Becoming a paratrooper at Airborne School is a unique experience requiring special dedication and a desire to be challenged mentally and physically. This three-week course, also known as Basic Airborne Course, teaches Soldiers the techniques involved in parachuting from airplanes and landing safely. The final test includes a non-assisted jump.
The purpose of the BAC is to qualify the volunteer in the use of the parachute as a means of combat deployment and to develop leadership, self-confidence, and an aggressive spirit through mental and physical conditioning.
Airborne Soldiers have a long and distinguished tradition of being an elite body of fighting men and women–people who have always set the example for determination and courage. When you volunteer for this training, you accept the challenge of continuing this tradition. The Airborne Soldiers of the past set high standards–it is now up to you to maintain them!
AIR ASSAULT SCHOOL
US Army Air Assault School is a two-week (10 days) course of instruction conducted at several locations across the Army, including Fort Campbell, Kentucky; Fort Drum, NY; Camp Smith, USMA; and at overseas locations in Germany and Hawaii. In each case, the course of instruction is focused on Combat Assault Operations involving US Army rotary-wing aircraft. Our battalion usually receives only one or two slots to Air Assault School(s) each summer, which are open to both male and female cadets meeting the minimum requirements listed below.
NORTHERN WARFARE TRAINING
Arctic, subarctic, and mountain environments are brutally unforgiving to the unprepared. Units that have successfully fought in these environments have historically been those with special individual skills, are physically and mentally tough, and have extensive experience and expertise operating in harsh conditions.

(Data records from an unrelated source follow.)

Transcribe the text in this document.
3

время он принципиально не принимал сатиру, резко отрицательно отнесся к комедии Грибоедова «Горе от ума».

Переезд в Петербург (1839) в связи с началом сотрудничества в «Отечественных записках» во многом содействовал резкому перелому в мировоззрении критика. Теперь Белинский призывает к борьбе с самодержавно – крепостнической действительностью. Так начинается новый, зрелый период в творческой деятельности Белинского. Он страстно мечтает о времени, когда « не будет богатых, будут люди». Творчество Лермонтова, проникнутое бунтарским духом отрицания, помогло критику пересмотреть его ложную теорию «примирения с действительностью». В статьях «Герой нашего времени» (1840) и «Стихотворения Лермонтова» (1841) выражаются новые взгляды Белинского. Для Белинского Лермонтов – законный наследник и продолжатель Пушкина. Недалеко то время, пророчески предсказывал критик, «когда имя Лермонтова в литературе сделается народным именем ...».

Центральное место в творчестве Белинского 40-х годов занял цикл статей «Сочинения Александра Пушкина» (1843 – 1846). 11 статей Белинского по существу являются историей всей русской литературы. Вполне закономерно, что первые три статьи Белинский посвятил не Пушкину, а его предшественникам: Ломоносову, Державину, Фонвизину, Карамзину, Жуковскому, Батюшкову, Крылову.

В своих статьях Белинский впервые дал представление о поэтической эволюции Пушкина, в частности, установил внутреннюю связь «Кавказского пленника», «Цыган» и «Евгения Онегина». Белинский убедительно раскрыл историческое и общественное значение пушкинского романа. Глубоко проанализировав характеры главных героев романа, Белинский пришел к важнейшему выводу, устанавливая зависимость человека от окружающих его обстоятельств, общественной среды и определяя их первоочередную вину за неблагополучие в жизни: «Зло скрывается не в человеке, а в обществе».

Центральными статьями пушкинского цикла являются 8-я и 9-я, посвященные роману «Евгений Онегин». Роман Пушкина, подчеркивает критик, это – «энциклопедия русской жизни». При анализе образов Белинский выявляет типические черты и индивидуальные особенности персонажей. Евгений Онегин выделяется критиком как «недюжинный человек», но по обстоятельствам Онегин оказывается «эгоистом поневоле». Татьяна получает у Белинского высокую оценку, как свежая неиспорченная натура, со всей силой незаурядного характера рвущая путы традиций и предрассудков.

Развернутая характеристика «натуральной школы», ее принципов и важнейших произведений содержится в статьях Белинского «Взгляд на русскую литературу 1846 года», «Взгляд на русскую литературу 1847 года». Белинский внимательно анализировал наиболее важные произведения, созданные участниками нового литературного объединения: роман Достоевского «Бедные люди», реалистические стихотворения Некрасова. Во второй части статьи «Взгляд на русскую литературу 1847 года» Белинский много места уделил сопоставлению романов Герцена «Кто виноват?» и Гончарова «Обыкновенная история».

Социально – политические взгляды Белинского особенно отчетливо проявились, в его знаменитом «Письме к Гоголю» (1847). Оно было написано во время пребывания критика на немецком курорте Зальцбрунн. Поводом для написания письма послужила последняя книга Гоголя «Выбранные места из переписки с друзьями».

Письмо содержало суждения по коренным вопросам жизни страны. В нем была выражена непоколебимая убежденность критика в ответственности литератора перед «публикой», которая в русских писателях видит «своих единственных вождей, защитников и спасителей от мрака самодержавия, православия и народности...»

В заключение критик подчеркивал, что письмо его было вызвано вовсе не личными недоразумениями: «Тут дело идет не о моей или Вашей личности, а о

Students are taught basic mountain climbing and mountaineering skills including rock climbing, mountain walking techniques, basic knots, ice climbing, and route selection. . Mountain phase includes climbing, rappelling, and medical evacuation. The River phase covers boat operations, stream crossing, and river charting, reading and navigation. The Glacier phase covers crevasse rescue, step cutting and anchors, and belaying and party climbing. The course culminates in a three day field exercise that takes place on Gulkana Glacier, Alaska. This training opportunity is an excellent way to see and experience the spender of Alaska. All costs for travel, meals and lodging are covered by ROTC. The schedule for this training is during the summer.
MOUNTAIN WARFARE TRAINING
Mountain Warfare School is designed to develop and conduct training for the Department of the Army in basic and advanced mountain warfare and cold weather skills and tactics to be employed by combat units during all climatic conditions.
This training is conducted at the Ethan Allen Firing Range in Jericho, Vermont.

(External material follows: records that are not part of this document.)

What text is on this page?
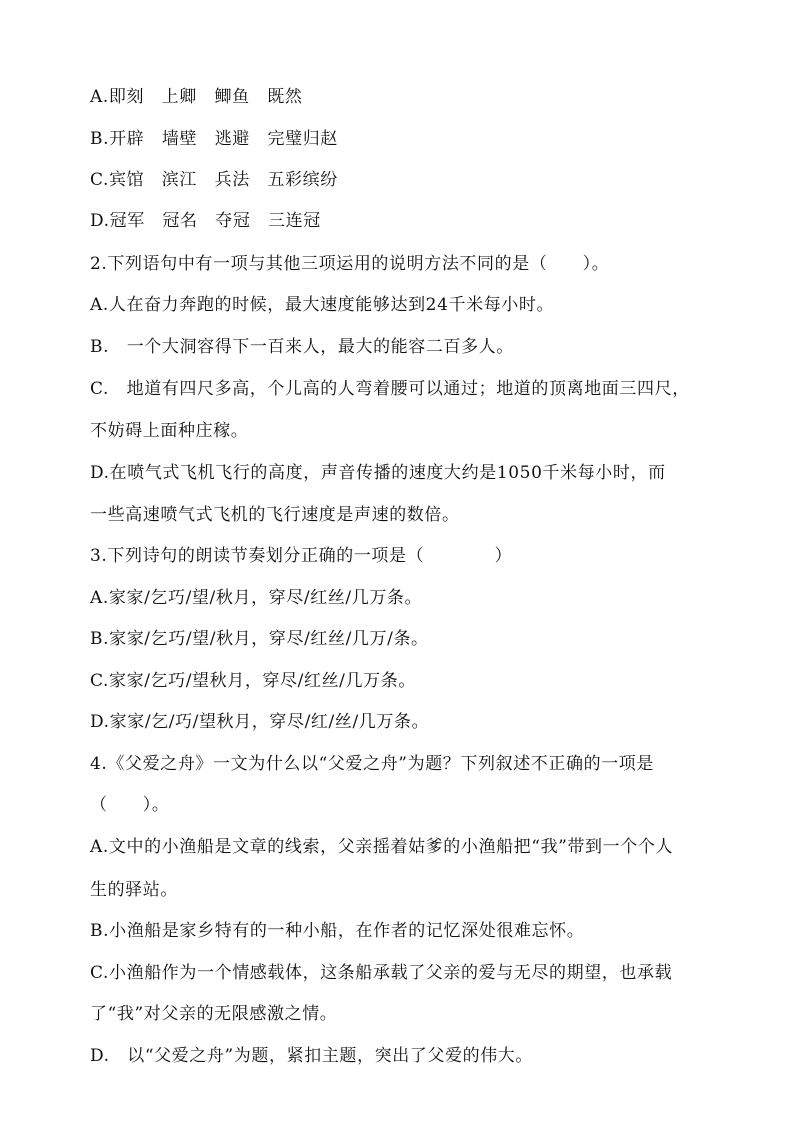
A.即刻　上卿　鲫鱼　既然
B.开辟　墙壁　逃避　完璧归赵
C.宾馆　滨江　兵法　五彩缤纷
D.冠军　冠名　夺冠　三连冠
2.下列语句中有一项与其他三项运用的说明方法不同的是（　　）。
A.人在奋力奔跑的时候，最大速度能够达到24千米每小时。
B.　一个大洞容得下一百来人，最大的能容二百多人。
C.　地道有四尺多高，个儿高的人弯着腰可以通过；地道的顶离地面三四尺，
不妨碍上面种庄稼。
D.在喷气式飞机飞行的高度，声音传播的速度大约是1050千米每小时，而
一些高速喷气式飞机的飞行速度是声速的数倍。
3.下列诗句的朗读节奏划分正确的一项是（　　　　）
A.家家/乞巧/望/秋月，穿尽/红丝/几万条。
B.家家/乞巧/望/秋月，穿尽/红丝/几万/条。
C.家家/乞巧/望秋月，穿尽/红丝/几万条。
D.家家/乞/巧/望秋月，穿尽/红/丝/几万条。
4.《父爱之舟》一文为什么以“父爱之舟”为题？下列叙述不正确的一项是
（　　）。
A.文中的小渔船是文章的线索，父亲摇着姑爹的小渔船把“我”带到一个个人
生的驿站。
B.小渔船是家乡特有的一种小船，在作者的记忆深处很难忘怀。
C.小渔船作为一个情感载体，这条船承载了父亲的爱与无尽的期望，也承载
了“我”对父亲的无限感激之情。
D.　以“父爱之舟”为题，紧扣主题，突出了父爱的伟大。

CADET TROOP LEADER TRAINING
The Cadet Troop Leader Training (CTLT) provides Cadets the opportunity to experience leadership in Army units over a three to four week period. Cadets serve in LT level leadership positions in active duty units. Platoon Leader positions have a 3-4 week duration depending on the hosting unit and location. Assignments include units that are located CONUS and OCONUS. Cadets are assigned a unit mentor, and are provided on-post lodging and meals via a Dining Facility. This program is exclusively designed for MSIII Cadets. This program is exclusively designed for MSIII Cadets before and after completion of LDAC.

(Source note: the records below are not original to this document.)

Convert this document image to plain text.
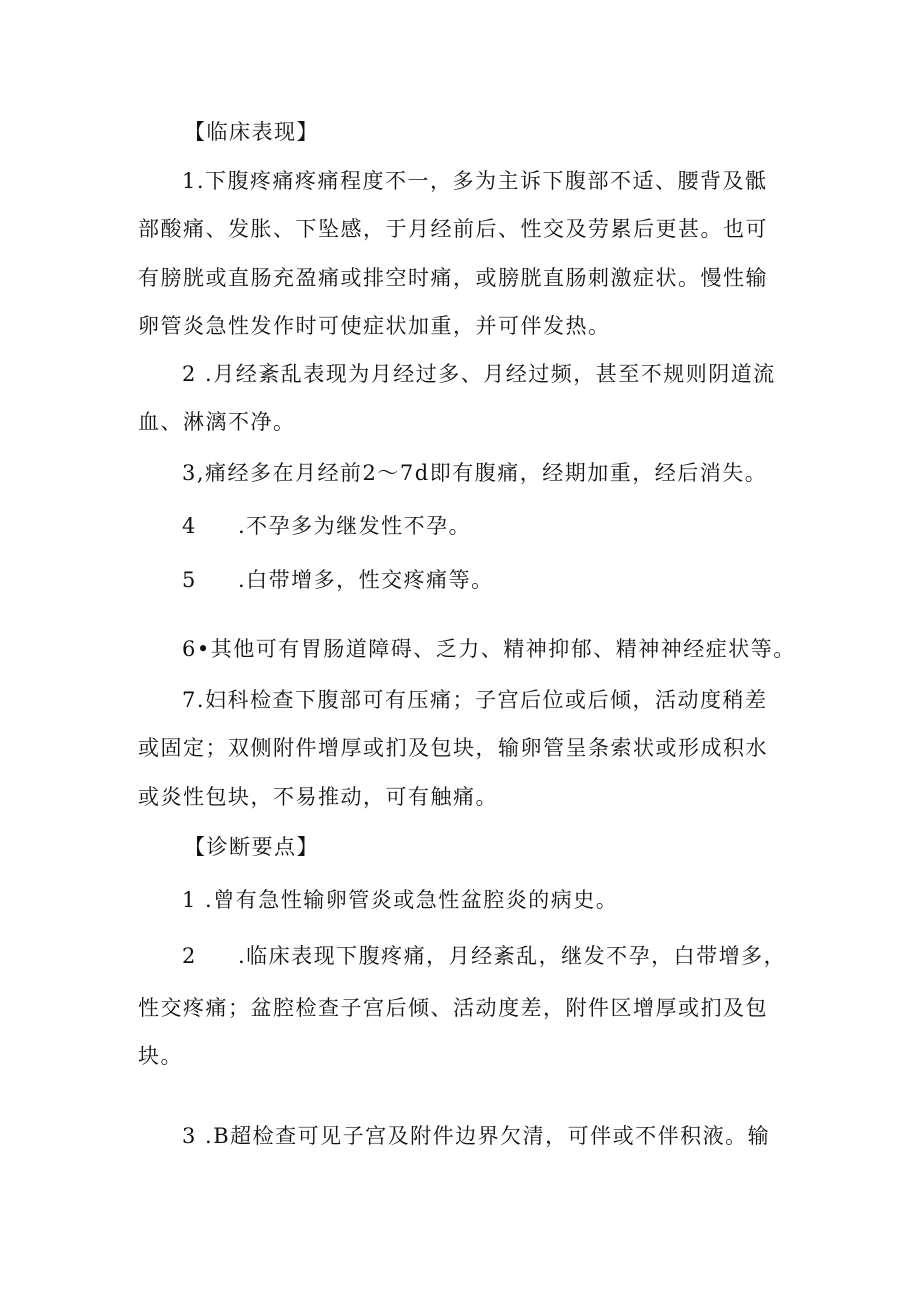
【临床表现】
1.下腹疼痛疼痛程度不一，多为主诉下腹部不适、腰背及骶
部酸痛、发胀、下坠感，于月经前后、性交及劳累后更甚。也可
有膀胱或直肠充盈痛或排空时痛，或膀胱直肠刺激症状。慢性输
卵管炎急性发作时可使症状加重，并可伴发热。
2 .月经紊乱表现为月经过多、月经过频，甚至不规则阴道流
血、淋漓不净。
3,痛经多在月经前2～7d即有腹痛，经期加重，经后消失。
4 .不孕多为继发性不孕。
5 .白带增多，性交疼痛等。
6•其他可有胃肠道障碍、乏力、精神抑郁、精神神经症状等。
7.妇科检查下腹部可有压痛；子宫后位或后倾，活动度稍差
或固定；双侧附件增厚或扪及包块，输卵管呈条索状或形成积水
或炎性包块，不易推动，可有触痛。
【诊断要点】
1 .曾有急性输卵管炎或急性盆腔炎的病史。
2 .临床表现下腹疼痛，月经紊乱，继发不孕，白带增多，
性交疼痛；盆腔检查子宫后倾、活动度差，附件区增厚或扪及包
块。
3 .B超检查可见子宫及附件边界欠清，可伴或不伴积液。输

For Army ROTC Cadets, the world is their classroom. Every year hundreds of Cadets travel the globe via the Cultural Understanding and Language Proficiency (CULP) Program, spending up to three weeks immersed in foreign cultures, learning more about how other others around the world view the U.S. and, in the process, learning more about themselves.
The Army recognizes the need for young leaders to develop more cultural awareness and foreign language proficiency skills. Now more than ever, cultural awareness training is a vital component to the ROTC curriculum. Overseas immersions help educate future leaders in ways the classroom cannot.
Cadets now receive opportunity to compete for immersion in more than 40 countries. These opportunities expose them to everyday life in different cultures and intensifies language study, which helps produce commissioned officers who possess the right blend of language and cultural skills required to support global operations in the 21st Century.
Participants experience up to three different venues during immersion, including humanitarian service, host nation military-to-military contact and education on the social, cultural and historical aspects of the country. In 2012, 1,200 ROTC Cadets traveled across the world and participated in Cadet Command’s CULP program. The future goal is for at least half of all Cadets to complete a CULP Immersion Internship annually.